Toomey’s legislation is designed to prevent a national default in the event of a fiscal emergency, which could result if the debt ceiling is not raised. Democrats have construed the bill as “wild plan” to “pay China first” and destroy Social Security as we know it in the event of a default. As McArdle points out, that’s not exactly the case:
[T]oomey has the right of it; we should prioritize debt payments over other spending. I know–you’d expect me to say that! But hear me out.
In the first place, our debt payments do not simply go to enrich feckless corporations. They go into things like insurance pools, 401(k)s, and pension funds. If the government stops payments, yes, some rich people would take a bath. But so would a lot of ordinary people.

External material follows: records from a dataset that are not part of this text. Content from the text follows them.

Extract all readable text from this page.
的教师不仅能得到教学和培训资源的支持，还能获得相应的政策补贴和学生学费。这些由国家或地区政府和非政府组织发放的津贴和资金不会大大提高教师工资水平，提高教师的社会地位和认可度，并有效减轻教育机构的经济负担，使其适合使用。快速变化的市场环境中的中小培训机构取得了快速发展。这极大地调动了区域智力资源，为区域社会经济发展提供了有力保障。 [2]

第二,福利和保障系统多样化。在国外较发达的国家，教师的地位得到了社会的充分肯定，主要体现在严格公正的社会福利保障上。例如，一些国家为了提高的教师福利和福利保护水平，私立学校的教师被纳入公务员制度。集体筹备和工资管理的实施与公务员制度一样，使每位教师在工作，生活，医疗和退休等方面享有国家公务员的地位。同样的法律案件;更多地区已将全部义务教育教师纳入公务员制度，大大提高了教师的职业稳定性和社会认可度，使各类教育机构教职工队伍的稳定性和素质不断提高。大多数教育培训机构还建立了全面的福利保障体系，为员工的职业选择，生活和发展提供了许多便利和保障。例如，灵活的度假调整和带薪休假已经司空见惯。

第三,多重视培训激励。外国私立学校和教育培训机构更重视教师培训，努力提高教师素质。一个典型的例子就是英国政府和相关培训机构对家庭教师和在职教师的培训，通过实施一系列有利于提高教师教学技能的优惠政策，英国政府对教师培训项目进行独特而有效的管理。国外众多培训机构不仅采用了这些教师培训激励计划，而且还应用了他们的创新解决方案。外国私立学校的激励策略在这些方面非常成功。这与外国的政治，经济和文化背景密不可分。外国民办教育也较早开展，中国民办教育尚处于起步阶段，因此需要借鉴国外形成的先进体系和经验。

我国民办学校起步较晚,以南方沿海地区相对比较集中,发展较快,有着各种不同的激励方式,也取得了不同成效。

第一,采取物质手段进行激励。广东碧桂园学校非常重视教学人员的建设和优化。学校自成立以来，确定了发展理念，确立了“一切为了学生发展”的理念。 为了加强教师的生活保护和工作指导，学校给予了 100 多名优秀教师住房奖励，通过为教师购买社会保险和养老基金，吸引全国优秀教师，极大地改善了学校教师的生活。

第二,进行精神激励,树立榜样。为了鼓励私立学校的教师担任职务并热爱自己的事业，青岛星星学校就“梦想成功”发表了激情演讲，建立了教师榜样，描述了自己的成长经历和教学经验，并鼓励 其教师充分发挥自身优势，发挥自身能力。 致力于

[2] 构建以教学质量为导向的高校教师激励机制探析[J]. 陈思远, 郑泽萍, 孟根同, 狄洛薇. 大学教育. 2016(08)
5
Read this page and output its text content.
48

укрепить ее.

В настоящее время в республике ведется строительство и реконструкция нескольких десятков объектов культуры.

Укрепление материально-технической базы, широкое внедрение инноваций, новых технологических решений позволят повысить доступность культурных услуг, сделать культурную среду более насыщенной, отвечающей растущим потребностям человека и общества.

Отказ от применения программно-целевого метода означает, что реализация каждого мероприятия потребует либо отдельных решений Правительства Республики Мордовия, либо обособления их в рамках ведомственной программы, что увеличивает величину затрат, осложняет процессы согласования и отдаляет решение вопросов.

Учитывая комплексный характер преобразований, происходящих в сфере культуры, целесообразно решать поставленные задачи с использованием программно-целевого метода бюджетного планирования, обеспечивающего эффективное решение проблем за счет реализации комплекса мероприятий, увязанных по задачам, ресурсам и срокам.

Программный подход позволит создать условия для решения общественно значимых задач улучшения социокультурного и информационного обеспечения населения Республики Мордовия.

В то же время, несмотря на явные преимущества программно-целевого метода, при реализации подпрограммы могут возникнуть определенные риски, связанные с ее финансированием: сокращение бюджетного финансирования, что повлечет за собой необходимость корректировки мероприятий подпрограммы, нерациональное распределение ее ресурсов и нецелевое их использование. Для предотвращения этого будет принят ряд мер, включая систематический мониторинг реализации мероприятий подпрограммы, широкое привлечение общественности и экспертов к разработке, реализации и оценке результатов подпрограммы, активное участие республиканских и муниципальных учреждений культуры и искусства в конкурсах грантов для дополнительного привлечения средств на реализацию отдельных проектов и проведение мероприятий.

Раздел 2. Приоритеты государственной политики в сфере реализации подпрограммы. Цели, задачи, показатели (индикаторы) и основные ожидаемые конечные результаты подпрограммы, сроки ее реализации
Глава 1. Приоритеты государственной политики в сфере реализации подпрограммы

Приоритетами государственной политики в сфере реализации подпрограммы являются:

Even more importantly, if the government misses a debt payment, that’s it for borrowing more money in the near future–and I, for one, am skeptical that the IMF would be able to mount a bailout, which is what we do when developing nations have this sort of trouble. The United States currently runs a $1.5 trillion budget deficit. If we miss a debt payment, that means we immediately have to balance that budget, and keep it balanced…
[I]f we can’t borrow money, no one’s going to bail us out… And you can expect a default to be followed by a pretty ugly recession in an economy as credit-driven as ours.
That said, obviously the best thing to do is raise the debt ceiling, and not put the US government at risk of default. But second best is to buy time while preserving our credit rating. Over the long run, if the credit taps get cut off, the social service cuts will be deeper, uglier, and permanent.